Officials from eight different states will make their case today that Iowa and New Hampshire should not retain their “first-in-the-nation” status in the presidential selection process.

Four-hundred delegates are at the Democratic National Committee meeting in New Orleans, but a special subcommittee will hear from the states which hope to knock the Iowa Caucuses out of the lead-off position in the party’s presidential nominating process. The states hoping to horn in on the attention Iowa and New Hampshire receive are Alabama, Arizona, Arkansas, Colorado, Mississippi, Nevada, South Carolina and Michigan.

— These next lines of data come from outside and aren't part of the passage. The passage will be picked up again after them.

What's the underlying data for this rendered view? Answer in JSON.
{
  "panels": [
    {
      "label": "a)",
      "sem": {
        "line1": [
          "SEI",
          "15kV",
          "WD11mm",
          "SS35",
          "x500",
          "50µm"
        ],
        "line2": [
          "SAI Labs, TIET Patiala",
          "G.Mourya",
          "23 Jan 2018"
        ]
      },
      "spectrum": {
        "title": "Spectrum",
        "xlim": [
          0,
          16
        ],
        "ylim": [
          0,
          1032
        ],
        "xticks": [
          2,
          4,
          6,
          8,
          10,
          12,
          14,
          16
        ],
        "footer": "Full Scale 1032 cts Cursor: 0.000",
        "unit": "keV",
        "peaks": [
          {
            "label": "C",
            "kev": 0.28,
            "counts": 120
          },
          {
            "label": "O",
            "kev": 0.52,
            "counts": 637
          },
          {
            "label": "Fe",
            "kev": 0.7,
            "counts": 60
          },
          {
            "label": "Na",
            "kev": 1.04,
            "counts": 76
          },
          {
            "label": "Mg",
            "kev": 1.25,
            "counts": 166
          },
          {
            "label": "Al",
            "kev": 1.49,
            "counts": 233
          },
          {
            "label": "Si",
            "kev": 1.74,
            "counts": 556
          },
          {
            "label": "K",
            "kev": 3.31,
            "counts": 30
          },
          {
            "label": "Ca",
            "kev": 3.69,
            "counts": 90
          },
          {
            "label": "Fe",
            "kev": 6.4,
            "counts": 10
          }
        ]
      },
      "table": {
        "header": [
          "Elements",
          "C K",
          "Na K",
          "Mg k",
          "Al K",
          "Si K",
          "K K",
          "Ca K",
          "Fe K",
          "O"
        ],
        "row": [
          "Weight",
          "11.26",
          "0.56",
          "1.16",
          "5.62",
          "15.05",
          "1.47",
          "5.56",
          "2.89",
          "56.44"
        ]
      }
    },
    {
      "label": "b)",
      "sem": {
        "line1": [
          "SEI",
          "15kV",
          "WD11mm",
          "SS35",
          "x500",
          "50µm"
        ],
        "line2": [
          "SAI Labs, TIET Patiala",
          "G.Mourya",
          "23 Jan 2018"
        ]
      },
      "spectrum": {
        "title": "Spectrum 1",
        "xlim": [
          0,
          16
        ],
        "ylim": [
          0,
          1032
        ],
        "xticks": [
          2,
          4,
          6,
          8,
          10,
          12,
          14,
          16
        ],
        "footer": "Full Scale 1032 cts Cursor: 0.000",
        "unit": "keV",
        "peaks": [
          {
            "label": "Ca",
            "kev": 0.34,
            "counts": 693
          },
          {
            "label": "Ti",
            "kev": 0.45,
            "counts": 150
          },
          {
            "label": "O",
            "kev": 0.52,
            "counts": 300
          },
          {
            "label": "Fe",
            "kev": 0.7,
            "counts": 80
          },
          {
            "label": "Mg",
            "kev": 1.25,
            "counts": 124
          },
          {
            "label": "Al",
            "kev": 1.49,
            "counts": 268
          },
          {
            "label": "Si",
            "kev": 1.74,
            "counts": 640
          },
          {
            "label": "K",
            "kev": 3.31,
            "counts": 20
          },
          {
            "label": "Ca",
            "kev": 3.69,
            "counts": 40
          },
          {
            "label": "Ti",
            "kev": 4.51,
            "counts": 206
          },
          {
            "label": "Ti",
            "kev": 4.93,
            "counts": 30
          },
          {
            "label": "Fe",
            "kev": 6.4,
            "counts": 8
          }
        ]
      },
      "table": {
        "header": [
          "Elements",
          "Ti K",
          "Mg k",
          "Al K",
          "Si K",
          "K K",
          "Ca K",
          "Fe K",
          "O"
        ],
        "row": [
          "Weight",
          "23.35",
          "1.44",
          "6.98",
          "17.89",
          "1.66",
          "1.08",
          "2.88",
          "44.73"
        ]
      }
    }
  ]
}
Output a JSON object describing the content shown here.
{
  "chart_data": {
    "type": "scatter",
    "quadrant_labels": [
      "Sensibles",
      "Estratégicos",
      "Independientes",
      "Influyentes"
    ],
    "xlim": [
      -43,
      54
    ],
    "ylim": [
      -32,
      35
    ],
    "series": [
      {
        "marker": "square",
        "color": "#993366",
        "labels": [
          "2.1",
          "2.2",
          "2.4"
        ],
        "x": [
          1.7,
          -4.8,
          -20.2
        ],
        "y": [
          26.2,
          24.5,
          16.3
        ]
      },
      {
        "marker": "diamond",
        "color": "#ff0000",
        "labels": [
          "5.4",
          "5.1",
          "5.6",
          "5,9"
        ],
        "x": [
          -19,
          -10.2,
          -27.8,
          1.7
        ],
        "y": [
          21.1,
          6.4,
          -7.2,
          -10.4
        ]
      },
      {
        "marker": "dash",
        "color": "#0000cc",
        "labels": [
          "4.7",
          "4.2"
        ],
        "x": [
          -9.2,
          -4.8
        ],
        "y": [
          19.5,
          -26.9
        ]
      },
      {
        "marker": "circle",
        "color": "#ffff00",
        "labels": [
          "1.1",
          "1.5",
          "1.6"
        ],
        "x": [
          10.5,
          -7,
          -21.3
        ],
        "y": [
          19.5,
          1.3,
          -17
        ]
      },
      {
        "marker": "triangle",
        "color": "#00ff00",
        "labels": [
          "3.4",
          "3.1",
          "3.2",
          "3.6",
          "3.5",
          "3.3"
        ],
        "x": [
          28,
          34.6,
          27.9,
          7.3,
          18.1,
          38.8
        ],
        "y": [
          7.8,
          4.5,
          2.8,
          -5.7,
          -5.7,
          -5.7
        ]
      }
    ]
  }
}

A former leader of the Democratic National Committee, though, is warning members of his party’s rules and bylaws committee that changing the calendar could endanger key Democrats in Iowa and New Hampshire. New Hampshire’s Democratic governor is up for re-election and former Democratic National Committee chairman Don Fowler says whichever Democrat is nominated to run for governor in Iowa might suffer, too, if the party knocks Iowa out of first place.

A panel appointed by the Democratic National Committee to come up with an alternative plan has recommended that the party allow up to two caucuses in the week after Iowa — and before New Hampshire’s primary — then quickly follow New Hampshire’s primary with two more primaries. The full Democratic National Committee is expected to make a final decision this fall.